Clark Atlanta University (CAU) filed its objection on May 28, 2014.
“Between 1940 and 1991, in various deeds… CAU granted the Debtor certain rights in parcels of real property that belonged to CAU (the “Reversionary Property”). Importantly, CAU did not convey absolute or unconditional ownership of the Reversionary Property to the Debtor,” CAU wrote.
“Instead, as set forth in the Deeds, CAU’s conveyance was conditioned on the Debtor using the Reversionary Property for specified educational purposes… Accordingly, if the Debtor were to cease using the Reversionary Property for educational purposes, title would revert back to CAU,” CAU wrote.
“Initially, because the Debtor had sought to reorganize and continue pursuing its educational purposes, CAU look little action in the bankruptcy case other than to ensure that all parties were aware of the CAU reversionary interest,” CAU wrote.
“Moreover, although CAU has acknowledged… that it would be willing to consider consenting to a transaction that would fall outside the scope of the CAU Reversionary Interest limitations, CAU’s consent is provided solely at CAU’s sole and absolute discretion,” CAU wrote.

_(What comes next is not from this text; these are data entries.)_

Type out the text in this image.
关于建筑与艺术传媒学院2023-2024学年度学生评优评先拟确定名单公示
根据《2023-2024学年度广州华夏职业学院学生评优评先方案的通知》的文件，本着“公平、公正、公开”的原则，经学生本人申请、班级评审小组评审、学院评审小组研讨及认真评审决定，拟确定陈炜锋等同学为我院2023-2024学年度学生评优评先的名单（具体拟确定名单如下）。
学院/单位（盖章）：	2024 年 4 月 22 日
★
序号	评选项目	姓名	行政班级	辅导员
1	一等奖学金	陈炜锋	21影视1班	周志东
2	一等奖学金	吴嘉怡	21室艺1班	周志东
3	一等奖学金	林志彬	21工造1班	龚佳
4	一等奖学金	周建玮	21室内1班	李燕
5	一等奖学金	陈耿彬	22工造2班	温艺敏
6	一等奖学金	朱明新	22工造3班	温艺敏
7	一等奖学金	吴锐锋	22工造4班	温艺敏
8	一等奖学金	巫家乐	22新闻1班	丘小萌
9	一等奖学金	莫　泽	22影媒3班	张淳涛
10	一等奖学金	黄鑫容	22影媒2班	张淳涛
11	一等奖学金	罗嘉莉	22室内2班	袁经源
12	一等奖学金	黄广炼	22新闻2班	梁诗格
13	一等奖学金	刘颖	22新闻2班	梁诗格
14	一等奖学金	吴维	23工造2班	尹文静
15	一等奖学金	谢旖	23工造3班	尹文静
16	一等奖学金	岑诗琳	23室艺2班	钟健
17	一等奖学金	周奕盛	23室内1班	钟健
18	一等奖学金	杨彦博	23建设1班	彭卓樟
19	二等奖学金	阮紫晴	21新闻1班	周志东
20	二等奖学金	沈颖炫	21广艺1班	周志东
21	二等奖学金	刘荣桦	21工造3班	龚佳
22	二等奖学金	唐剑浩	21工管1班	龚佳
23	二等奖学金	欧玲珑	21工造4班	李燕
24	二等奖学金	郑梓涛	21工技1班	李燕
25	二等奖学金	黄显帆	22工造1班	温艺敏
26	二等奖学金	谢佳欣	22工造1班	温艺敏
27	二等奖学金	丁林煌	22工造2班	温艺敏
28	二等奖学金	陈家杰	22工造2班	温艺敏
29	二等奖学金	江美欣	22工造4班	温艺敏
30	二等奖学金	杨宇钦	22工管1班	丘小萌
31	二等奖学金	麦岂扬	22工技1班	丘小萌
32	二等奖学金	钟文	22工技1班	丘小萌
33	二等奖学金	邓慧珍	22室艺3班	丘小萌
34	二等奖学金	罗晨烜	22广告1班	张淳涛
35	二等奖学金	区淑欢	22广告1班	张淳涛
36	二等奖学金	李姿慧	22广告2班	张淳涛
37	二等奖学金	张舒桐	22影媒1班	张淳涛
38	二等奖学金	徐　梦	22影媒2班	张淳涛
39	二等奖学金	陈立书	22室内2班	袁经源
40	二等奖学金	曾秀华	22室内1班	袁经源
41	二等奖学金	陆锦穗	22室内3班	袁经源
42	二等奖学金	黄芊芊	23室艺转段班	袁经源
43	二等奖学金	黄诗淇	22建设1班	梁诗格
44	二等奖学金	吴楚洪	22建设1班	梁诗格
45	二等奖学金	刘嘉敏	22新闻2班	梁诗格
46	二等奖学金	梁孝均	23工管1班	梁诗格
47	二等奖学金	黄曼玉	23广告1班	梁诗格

“[B]y seeking to sell the Reversionary Property without CAU’s consent, the Debtor is impermissibly seeking to sell property that the Debtor lacks the authority to sell. Said differently, the Debtor is requesting authority to sell an interest in property that is not property of the Debtor’s bankruptcy estate. Such an outcome is not authorized under the bankruptcy code and this Court lacks authority to effectuate the relief,” CAU wrote.
“Here, if the Court were to enter an order granting the Motion to Sell, CAU’s interests in the Reversionary Property would be directly and irreparably injured,” CAU wrote.
The AME Church, Morris Brown’s primary creditor–who, over time since the filing of the bankruptcy petition, has acquired debt that had been owned by other parties, in order to offer repayment on more favorable terms–is objecting to the 14.6 million dollar sale because it would not satisfy the College’s debt to AME alone, which is in the amount of 18.6 million.
AME Church also objects that it is not clear how the proceeds of the sale, if approved, would be distributed.
A Continued Sale Hearing will be held on June 12, 2014, at 10am, in Courtroom 1402. It appears unlikely that the sale will go forward, particularly because of CAU’s claims.